In the recent case of HMV, it seems to be a combination of high prices and online influences, coupled with the businesses resistance to change in the face of new technologies.
Ironic as that very technology was part of the product that HMV sold.
With the demise of companies like Woolworth, Jessops, Comet and now Blockbusters, we are seeing a change in retail just like the onslaught from the supermarkets in the 60s, and no lesser a threat than that.
Even businesses that should have some form of personal interaction – a clothing retailer for instance – needs to have a good online store, as there is a growing section of society that doesn’t bother to try on clothes.

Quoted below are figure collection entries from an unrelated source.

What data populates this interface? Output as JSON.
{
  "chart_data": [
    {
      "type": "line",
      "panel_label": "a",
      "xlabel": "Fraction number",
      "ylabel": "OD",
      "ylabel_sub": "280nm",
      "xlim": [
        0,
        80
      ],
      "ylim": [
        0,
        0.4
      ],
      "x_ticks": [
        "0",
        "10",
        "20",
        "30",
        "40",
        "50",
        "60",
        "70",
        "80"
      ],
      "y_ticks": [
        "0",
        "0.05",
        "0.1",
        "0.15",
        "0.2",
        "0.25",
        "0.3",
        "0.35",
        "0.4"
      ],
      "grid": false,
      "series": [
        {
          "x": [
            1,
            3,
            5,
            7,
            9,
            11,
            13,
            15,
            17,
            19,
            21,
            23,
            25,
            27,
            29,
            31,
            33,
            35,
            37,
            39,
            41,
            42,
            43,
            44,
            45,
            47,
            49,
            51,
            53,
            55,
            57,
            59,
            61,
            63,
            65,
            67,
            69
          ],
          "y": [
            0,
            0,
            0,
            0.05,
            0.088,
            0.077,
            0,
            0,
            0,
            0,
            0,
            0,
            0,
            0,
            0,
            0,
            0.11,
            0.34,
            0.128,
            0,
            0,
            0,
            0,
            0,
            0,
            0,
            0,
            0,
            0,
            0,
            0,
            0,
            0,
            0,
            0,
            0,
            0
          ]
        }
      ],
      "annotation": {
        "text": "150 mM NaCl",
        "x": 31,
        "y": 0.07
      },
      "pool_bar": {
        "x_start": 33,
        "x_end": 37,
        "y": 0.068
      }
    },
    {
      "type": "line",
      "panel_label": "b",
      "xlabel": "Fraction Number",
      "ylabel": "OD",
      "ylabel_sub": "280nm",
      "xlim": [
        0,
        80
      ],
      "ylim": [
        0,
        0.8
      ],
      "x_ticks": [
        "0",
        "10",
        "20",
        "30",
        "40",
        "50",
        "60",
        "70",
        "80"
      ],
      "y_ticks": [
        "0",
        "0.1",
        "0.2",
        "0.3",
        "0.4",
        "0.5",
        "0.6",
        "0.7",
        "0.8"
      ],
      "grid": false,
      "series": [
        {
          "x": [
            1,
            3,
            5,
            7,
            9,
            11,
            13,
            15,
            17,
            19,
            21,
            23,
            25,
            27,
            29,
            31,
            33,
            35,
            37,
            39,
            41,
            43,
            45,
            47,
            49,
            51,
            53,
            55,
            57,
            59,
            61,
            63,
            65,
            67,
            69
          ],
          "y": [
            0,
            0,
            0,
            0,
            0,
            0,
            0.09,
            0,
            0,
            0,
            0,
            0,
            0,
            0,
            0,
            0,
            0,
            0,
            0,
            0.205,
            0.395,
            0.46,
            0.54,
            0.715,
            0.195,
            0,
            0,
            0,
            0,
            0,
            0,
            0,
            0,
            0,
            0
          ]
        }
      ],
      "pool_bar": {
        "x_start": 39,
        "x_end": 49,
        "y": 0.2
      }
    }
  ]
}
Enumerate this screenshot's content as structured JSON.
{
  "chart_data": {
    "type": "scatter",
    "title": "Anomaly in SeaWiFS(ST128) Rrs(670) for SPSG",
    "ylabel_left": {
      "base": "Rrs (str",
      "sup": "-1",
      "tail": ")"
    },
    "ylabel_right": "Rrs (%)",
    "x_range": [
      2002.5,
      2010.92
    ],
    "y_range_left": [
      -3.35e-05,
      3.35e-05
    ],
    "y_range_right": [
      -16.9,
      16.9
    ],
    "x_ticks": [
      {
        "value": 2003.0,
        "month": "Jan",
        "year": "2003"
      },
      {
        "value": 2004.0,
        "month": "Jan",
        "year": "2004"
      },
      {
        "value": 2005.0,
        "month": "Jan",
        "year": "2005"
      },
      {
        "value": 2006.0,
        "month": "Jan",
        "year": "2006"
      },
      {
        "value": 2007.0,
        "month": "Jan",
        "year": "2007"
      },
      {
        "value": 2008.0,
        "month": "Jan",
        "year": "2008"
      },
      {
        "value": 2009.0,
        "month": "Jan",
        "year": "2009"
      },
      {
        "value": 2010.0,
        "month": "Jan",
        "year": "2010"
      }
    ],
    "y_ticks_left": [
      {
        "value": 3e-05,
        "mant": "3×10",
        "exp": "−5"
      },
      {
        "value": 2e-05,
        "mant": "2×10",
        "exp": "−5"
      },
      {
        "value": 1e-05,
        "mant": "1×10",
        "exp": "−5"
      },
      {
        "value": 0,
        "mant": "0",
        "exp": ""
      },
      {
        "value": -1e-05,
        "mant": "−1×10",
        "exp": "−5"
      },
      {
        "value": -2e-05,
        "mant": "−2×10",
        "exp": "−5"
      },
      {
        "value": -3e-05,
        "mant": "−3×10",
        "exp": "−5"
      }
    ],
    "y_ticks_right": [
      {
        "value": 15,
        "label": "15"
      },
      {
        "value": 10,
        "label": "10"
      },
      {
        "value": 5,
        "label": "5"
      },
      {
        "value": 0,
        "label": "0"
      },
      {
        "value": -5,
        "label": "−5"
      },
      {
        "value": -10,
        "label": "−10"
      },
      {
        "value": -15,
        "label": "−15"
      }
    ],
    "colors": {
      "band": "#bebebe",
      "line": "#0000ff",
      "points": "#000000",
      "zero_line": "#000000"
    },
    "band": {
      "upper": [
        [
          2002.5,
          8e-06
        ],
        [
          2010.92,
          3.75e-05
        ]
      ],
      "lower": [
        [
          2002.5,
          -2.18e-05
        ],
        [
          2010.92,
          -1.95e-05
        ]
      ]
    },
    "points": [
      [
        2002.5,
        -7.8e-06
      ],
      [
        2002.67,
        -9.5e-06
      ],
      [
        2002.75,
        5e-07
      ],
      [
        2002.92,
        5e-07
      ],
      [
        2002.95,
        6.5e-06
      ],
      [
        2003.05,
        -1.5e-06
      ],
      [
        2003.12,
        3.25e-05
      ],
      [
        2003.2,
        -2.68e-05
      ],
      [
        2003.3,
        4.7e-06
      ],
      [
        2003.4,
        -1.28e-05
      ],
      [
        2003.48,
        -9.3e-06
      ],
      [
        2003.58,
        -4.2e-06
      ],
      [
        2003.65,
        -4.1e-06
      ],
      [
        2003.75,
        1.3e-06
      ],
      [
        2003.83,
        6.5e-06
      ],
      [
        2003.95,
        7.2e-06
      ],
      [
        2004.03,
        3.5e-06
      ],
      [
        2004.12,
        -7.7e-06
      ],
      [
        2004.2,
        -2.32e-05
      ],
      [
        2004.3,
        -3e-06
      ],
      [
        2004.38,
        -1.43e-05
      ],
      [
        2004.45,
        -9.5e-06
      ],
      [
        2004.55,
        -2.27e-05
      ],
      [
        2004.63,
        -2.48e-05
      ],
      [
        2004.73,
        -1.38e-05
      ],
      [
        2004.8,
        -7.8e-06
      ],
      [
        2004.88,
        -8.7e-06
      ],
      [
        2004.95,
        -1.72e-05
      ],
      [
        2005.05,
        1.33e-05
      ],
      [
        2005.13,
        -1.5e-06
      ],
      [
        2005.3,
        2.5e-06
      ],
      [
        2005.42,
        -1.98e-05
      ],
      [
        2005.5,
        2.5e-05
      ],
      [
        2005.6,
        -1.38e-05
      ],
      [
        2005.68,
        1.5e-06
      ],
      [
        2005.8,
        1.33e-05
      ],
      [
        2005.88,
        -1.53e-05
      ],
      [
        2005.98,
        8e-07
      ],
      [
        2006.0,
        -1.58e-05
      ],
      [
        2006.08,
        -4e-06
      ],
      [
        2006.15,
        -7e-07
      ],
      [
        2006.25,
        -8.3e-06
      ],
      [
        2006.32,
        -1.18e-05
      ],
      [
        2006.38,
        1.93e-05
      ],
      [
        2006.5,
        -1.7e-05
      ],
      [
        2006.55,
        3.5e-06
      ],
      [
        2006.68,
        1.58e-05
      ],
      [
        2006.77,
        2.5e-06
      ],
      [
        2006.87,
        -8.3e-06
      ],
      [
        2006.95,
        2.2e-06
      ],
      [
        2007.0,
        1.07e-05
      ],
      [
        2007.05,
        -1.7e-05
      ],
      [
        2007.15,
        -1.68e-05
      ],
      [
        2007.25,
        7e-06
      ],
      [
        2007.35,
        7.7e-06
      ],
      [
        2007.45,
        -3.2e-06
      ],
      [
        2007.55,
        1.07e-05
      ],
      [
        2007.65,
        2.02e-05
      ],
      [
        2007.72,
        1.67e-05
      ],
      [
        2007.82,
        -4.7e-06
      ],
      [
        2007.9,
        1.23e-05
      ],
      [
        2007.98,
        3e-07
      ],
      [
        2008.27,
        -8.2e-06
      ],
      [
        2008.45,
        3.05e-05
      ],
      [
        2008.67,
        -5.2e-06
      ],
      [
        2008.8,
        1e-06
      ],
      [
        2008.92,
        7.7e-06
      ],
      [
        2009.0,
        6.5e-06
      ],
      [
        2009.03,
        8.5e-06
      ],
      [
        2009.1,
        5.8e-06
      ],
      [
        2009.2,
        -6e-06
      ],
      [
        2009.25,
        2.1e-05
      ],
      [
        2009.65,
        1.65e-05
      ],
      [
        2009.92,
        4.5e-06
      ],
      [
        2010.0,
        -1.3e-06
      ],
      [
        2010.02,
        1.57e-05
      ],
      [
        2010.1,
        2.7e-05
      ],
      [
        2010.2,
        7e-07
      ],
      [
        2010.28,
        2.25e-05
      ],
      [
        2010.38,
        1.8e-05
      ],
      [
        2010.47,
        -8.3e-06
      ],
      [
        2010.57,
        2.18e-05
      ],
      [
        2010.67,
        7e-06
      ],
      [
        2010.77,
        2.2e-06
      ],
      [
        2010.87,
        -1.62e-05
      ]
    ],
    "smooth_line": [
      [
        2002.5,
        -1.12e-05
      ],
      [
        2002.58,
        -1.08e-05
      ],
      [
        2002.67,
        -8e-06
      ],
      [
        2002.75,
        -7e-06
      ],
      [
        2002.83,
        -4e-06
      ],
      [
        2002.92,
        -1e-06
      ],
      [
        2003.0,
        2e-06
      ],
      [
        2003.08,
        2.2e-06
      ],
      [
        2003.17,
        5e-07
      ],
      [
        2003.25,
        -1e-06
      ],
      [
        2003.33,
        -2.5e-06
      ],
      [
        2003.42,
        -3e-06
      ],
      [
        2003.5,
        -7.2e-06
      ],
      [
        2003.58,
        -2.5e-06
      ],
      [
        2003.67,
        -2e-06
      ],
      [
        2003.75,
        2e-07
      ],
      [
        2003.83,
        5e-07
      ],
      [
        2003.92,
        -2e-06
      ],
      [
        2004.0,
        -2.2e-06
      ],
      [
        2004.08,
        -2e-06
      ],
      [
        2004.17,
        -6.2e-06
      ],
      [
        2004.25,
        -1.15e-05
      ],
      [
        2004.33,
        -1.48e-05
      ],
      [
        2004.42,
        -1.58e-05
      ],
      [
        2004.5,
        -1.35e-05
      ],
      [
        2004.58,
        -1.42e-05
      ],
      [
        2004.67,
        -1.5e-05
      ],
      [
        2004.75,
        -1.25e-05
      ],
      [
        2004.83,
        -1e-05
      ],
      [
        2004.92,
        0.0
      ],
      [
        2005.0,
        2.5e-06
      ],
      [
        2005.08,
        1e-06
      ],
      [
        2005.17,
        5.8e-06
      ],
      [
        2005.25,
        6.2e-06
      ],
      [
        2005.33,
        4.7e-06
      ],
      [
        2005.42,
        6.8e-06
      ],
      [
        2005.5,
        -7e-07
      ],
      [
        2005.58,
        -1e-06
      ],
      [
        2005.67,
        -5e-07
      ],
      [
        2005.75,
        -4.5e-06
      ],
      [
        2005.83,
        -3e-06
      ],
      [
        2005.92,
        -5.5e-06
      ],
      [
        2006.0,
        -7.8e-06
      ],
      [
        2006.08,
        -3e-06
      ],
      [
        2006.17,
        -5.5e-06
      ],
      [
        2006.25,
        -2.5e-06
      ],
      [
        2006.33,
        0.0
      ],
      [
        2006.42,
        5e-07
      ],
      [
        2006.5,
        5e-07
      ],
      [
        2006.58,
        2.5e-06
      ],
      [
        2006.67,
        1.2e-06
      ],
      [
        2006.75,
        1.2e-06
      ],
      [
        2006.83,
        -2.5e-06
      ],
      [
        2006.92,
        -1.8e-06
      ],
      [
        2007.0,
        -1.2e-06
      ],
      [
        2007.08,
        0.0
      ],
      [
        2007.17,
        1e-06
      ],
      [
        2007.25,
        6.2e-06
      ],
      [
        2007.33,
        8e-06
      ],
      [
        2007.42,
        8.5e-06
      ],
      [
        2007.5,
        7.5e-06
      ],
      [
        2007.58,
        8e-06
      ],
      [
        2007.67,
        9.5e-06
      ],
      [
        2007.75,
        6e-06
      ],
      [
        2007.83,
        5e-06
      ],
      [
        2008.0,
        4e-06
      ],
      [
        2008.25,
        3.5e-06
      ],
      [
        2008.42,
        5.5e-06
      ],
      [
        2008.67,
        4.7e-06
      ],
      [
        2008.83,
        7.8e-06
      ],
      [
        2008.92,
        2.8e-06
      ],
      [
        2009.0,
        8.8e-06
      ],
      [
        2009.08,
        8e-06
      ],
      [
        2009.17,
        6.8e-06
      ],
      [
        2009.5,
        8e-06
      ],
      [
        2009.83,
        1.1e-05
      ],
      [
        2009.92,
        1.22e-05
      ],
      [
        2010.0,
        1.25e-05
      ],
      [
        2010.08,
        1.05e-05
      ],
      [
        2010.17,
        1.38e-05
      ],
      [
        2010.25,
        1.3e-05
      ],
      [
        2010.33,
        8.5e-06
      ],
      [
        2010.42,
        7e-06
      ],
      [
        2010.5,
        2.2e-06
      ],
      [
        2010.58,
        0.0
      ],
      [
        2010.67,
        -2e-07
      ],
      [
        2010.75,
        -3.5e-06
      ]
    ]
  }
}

Shoes are the same.
Simple solution here – get a good website! 😯
It seems to me that despite consumers saying that it’s a pity that our UK high streets are dying and that they are all looking the same, it is not the nostalgic rhetoric that drives the consumer £, but the simple convenience of buying with the least amount of effort possible.
Although people love to shop in those stores, they then get home and do their buying on the Internet at better prices.
It’s in times of financial trouble that the consumer becomes much more inflexible about where the £££s will be spent, and a lot more demanding about the services and products they get for their money.
There is a very common phrase that is bandied about in the business world here in Leeds and that is ‘Value Add’ – quite simply it’s the incalculable ‘Extra Mile’ factor that people are looking for – if you are not adding value you are a waste of time/money/resource in the business world at the moment.
Coming back to my original point – is it sad that these monoliths of UK business have dropped off the twig or a symptom of the diverse business world of the 21st century?
My view is the latter – things are only going change at a much faster pace as more and more consumers subscribe to the digital way of shopping.
It was however interesting to read of the success of the ‘Click and Collect’ type services offered by companies such as Argos, as they at the moment seem to be bucking the trend for online shopping. It would appear that although we can’t be bothered to go and browse, we want the products as soon as possible once we’ve decided.
Maybe taking advantage of this is a possible way forward?